On the second half of the album, Luda gets more serious. On "Tell It Like It Is," Luda doesn't mince words. He talks about everything from how to get started in the music business to his issues with Chingy: "We never took no money from Chingy / Thought I was cool with him / I wish his ass well / But I don't want nothin' to do with him." The now infamous "War With God" has Ludacris going after an anonymous rapper. Is Luda dissing T.I.? Young Jeezy? Rick Ross? Himself? Everyone will have their own opinion after hearing this song. One thing that especially makes it stand out is the fact that Ludacris puts the typical hip-hop boast in reverse, celebrating his lack of criminal experience: "I never claimed to be nothin' than who the fuck I am / Never sold cocaine in my life but I'm still the fuckin' man."

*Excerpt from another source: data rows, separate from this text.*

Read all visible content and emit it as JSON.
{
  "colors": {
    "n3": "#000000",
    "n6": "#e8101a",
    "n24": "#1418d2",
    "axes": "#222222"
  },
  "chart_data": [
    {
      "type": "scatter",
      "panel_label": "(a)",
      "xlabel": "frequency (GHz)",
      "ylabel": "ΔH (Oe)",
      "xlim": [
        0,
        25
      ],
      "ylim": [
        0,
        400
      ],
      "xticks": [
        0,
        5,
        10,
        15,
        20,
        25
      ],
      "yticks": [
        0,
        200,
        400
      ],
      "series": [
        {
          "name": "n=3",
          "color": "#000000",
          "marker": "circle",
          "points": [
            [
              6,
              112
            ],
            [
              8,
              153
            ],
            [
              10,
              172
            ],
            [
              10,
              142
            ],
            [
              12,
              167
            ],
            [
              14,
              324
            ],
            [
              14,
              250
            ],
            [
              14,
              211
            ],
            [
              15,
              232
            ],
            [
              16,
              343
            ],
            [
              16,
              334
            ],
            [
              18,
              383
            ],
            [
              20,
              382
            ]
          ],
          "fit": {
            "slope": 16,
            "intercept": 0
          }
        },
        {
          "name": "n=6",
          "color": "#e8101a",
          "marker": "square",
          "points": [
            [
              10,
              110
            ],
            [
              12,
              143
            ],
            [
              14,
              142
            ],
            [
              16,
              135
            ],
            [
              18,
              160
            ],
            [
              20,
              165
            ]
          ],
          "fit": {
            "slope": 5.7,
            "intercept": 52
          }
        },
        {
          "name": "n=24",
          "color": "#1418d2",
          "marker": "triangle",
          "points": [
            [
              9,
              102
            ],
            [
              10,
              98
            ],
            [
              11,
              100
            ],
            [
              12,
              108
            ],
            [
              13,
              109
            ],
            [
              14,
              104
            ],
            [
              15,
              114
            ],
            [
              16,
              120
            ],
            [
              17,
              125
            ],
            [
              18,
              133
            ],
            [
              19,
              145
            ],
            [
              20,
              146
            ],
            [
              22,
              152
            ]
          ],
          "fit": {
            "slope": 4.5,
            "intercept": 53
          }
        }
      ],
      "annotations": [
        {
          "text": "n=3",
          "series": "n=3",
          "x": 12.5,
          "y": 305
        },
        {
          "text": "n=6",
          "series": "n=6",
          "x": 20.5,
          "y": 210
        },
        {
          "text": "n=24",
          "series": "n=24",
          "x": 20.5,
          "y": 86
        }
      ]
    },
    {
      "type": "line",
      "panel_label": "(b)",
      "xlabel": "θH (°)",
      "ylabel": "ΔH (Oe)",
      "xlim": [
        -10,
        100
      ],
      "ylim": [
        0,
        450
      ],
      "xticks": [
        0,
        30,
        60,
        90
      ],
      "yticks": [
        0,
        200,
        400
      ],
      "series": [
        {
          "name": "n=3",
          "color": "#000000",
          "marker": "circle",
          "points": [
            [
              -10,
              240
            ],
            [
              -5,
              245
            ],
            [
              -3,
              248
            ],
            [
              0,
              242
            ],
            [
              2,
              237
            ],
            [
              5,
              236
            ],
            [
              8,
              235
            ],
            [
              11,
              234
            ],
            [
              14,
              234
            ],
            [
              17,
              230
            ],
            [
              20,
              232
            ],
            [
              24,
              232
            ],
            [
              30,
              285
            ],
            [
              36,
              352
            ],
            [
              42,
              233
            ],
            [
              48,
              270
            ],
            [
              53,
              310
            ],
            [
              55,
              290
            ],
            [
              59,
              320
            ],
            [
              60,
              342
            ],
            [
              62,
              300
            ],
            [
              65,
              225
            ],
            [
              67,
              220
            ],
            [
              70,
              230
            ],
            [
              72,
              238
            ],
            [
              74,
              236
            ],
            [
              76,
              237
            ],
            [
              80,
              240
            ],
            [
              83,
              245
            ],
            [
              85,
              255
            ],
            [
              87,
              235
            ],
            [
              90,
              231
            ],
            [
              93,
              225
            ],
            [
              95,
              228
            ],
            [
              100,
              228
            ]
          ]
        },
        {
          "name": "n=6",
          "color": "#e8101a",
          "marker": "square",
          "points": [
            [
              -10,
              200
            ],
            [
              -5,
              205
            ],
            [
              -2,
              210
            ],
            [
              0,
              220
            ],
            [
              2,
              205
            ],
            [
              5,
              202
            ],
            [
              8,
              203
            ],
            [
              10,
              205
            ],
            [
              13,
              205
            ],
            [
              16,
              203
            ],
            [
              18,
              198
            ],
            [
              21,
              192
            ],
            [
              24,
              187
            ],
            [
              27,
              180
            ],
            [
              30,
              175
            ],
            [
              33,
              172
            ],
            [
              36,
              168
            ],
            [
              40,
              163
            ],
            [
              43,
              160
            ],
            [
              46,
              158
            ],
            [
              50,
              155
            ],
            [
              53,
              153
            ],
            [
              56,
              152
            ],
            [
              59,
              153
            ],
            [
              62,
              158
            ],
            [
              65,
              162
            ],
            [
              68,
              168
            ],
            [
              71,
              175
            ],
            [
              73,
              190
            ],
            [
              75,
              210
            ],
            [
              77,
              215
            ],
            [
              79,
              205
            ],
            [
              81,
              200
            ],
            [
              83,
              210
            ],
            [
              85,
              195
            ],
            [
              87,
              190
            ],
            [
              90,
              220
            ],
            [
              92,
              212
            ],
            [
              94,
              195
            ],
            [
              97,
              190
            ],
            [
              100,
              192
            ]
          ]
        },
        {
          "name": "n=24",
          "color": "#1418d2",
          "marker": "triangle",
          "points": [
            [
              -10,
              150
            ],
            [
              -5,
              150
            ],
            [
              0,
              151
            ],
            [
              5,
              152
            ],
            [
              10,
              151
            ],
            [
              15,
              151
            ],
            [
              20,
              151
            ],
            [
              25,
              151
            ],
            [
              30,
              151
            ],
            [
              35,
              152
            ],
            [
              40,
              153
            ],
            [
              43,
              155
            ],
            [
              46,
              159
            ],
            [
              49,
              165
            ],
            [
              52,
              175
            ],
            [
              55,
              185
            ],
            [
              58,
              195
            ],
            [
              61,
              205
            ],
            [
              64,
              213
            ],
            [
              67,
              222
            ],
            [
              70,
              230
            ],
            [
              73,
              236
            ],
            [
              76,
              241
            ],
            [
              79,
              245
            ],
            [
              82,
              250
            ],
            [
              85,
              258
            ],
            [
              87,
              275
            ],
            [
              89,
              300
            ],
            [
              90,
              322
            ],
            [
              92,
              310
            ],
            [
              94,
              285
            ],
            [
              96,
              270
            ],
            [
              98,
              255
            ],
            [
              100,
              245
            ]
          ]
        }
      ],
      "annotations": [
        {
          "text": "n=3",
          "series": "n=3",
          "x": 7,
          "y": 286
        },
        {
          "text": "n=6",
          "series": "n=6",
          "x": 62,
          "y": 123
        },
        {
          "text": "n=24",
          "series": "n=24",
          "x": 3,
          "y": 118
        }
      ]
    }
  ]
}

"Slap" is the song for anyone who has ever wanted to do or say something because your day or your life has been rough. Ludacris says in song all the things we'd "like" to do but would never do ("I feel like killin' my boss today"). Beanie Sigel, Pimp C, and C-Murder all appear on "Do Your Time," a song dedicated to all those in prison. The guest stars outshine Luda here because all of them have actually spent time in prison.

Release Therapy is one of Ludacris's better albums and it should do just as well as his previous ones. It's not as much as a departure for Ludacris as you'd expect. His sense of humor is still intact even though it's de-emphasized a bit. His flow is still very good and his one-liners are here in spades. What will make people take notice is the quality of the serious songs here. Before, Luda's fun songs were always a little bit better than his attempts to be serious. This time around, the serious songs are really good. Any further questions about Ludacris's talent should finally be put to rest.